David Cross’ endless stream of comedic and tragicomic TV characters frequently endure beyond his expectations, and that’s a reflection on his career as a whole. From revived turns on Arrested Development and The Increasingly Poor Decisions of Todd Margaret to recent stints on Goliath and Archer, the comedian rarely takes a break. He’s now capping off his latest stand-up tour with a special, Oh, Come On, that he filmed during stops in Asheville, North Carolina and Birmingham, Alabama. Comedy Dynamics Network will launch the special on May 10 across the iTunes, Amazon, Google Play, and Xbox platforms and through cable providers.
As always, the acerbic, opinionated comedian views our crazy world though an unfiltered lens and lends insight to moments to which many would prefer to cast a blind eye. From frank discussions on couples colonics to political correctness to twists on humor and tragedy and everything in between, his new special shines light on why his sharp brand of wit remains superior. Cross was gracious enough to sit down with Uproxx to discuss this special, along with a certain Arrested Development cast dust-up and so much more.
We find out at the end of this special why it earned the “Oh, Come On” title. Is there any spoiler-free clue you can offer to our readers?
Well, not spoiler free, that would give it away. I just thought I like that virtually everybody assumes it means, “Oh, Come On!” with this ridiculous thing called life, you know the times we live in. But it actually has a specific reason to be the title that has nothing to do with that, although I do like the sentiment. As you said, you find out at the end.
Even though you cover a wide range of material here, what sticks out the most is describing your couples colonic. You go into sweaty, graphic detail. Did you expect that to be material while you were enduring the experience?
Oooh, that’s a good question. It happened a while ago, so actually the couples colonic story and the encore bit (which gives the show its title) were things that I only did during part of my last tour, and it was nice to have. It didn’t fit in with the flow of everything, so I kept it in the encore, and I’d do one of those at the end. Obviously, the colonics story, I fleshed out, and it grew as I started doing it specifically for the set. Well, I don’t know if I [realized it was material]. I’m sure I did. That’s just sort of one of the unfortunate byproducts of being a standup is, you know, even if you’re experiencing tremendous physical or emotional pain, there’s this little, nagging voice like, “Oh, how can I turn this into a bit?”
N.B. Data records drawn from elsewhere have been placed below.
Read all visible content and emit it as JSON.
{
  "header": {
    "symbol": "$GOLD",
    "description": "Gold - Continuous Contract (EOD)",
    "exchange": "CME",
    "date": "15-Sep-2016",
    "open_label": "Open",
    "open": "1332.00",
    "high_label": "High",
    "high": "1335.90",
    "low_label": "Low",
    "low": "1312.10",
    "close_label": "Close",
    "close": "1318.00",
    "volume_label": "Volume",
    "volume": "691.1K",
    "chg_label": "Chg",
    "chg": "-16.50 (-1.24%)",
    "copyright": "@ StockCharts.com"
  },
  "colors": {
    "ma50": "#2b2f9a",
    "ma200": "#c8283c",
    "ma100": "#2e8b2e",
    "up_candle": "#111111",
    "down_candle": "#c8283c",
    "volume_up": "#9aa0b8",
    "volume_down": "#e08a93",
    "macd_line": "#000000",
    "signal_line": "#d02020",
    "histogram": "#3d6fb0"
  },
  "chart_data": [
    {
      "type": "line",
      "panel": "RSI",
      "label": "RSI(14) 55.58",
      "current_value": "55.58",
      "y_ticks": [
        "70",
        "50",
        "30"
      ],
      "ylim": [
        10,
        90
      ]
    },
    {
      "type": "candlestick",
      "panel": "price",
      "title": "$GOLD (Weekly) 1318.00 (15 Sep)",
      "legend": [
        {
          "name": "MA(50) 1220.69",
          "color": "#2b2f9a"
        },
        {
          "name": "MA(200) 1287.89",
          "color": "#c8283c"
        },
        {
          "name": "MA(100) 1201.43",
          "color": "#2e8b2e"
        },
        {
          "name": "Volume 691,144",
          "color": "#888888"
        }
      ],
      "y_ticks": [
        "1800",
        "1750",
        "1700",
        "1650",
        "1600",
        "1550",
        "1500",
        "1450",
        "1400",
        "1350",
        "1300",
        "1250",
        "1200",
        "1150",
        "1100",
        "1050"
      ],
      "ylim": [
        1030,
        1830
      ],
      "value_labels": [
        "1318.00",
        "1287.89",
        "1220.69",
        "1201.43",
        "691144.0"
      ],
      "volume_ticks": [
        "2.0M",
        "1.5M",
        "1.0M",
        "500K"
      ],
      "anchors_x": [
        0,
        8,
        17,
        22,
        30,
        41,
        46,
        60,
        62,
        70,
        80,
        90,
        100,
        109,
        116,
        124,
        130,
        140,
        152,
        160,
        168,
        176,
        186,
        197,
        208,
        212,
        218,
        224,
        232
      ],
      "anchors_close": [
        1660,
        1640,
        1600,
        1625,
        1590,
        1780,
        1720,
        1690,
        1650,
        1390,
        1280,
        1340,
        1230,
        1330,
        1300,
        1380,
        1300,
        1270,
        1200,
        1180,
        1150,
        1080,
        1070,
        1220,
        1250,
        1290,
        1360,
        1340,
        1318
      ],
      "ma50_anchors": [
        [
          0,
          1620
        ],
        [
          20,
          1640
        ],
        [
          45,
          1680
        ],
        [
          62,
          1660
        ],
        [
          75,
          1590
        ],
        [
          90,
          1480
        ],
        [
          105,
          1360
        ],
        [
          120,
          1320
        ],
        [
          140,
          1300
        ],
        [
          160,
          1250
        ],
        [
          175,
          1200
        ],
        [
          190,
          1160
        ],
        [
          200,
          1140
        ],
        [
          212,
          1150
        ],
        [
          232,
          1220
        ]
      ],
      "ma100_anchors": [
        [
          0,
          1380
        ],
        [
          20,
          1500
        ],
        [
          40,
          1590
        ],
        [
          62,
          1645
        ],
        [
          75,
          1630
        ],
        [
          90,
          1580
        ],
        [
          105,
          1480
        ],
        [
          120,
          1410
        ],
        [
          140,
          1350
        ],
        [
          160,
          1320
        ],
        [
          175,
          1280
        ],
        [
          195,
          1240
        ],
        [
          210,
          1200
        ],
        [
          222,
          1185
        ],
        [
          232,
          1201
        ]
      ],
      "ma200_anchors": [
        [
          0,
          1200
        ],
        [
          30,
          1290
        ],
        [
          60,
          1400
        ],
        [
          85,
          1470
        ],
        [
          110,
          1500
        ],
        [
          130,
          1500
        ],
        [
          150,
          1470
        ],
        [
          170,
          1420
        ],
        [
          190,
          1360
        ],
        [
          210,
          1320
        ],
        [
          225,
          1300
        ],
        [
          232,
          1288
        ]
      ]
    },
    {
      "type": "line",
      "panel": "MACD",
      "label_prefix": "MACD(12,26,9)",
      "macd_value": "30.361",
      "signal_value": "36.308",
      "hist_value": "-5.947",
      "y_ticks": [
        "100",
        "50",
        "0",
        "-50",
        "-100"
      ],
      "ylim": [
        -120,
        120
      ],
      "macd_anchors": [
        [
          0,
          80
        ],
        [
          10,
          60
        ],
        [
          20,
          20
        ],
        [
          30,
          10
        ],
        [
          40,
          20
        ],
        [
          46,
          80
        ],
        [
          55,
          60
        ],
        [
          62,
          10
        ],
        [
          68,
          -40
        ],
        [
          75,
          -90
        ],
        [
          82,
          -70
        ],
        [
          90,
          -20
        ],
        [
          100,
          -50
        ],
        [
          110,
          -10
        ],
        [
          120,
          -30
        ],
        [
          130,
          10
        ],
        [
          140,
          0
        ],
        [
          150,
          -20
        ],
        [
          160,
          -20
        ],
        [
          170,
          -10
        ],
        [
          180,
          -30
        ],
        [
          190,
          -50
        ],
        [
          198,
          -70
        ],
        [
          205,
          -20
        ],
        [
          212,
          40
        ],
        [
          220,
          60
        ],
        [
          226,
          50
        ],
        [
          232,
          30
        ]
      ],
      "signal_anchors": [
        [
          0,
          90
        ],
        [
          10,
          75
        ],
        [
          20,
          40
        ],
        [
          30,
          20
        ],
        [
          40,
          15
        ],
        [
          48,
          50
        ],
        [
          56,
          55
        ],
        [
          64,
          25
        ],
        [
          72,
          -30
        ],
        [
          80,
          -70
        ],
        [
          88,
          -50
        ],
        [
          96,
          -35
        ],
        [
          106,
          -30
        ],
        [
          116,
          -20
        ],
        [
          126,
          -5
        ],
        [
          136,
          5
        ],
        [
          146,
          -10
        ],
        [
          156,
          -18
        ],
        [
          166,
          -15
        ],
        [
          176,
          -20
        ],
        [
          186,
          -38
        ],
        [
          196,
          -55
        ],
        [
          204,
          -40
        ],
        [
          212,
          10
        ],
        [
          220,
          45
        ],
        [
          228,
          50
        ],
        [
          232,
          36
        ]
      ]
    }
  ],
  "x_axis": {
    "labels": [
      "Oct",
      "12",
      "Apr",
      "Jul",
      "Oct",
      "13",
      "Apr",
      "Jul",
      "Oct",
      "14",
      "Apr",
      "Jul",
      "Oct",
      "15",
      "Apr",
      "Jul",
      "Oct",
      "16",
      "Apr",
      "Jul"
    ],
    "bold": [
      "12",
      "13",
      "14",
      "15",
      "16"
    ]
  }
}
Speaking of potentially freaking out people, Chris Rock recently argued (in the context of Kevin Hart stepping down from the Oscars) that no one can tell “offensive and funny” jokes anymore. Is that true?
Well, that has everything to do with what the offensive remark is. I think something that is kind of homophobic and hurtful and the kind of generalization that some people consider offensive and others don’t, well, I just wouldn’t do that because it’s not my personal taste. I’ve got plenty of jokes that require the understanding that there are gay people around to get the punchline, and it’s about your intent, the way you frame it, what your attitude is. There are some comics who suffer from the “Oh, that’s kind of a funny joke, but you said that really angrily.” Like they’re angry at gay people. And I’m just using gay people because you mentioned the Kevin Hart thing. But there are all kinds of ways to be offensive. I don’t sit down and think, “I need an offensive joke!” I rarely cut or edit anything, but occasionally, somebody will edify me as to why this thing that I don’t think is offensive is actually quite offensive to a lot of people. And if I can’t really defend it or justify it, then I’ll cut it. Again, I’ve only really had to do that in my lifetime maybe three or four times, but that’s the long answer. The short answer is that there are numerous ways to be offensive, and I’m self-conscious of trying to offend (if I’m going to offend) to not have it be like … rape victims. That, to me, is offensive.
You’ve talked to us before about how Twitter can be a scary place. Are you conscious of how, since then, more public figures have lost gigs over tweets, or do you just do your thing?
Both. I am conscious of it, and I definitely regret some tweets, which is a new thing. If I’m doing a set, I’ve had multiple experiences where I deliver a joke, and I can see the audience’s reaction, and then I can gauge it from there. But with a tweet, especially when you’re drunk, as I am in the latter part of the day — [to] tweet something I’ll think is really funny, and I’ll wake up to a number of people who are upset. And then I’d say a third of them time, I’m like, “Oh god, they’re right, that’s a terrible joke, and I can see why.” It’s such a different platform, and I really don’t utilize it to its fullest, that’s for sure. But if you can’t defend that thing, and also, there’s no such thing as a conversation on Twitter, so if you say that dumb, offensive thing, then the backpeddling just gets called out for backpeddling. It’s really tough to discern genuineness and contrition, and it’s just a terrible place to think you’re gonna have a dialogue about something important.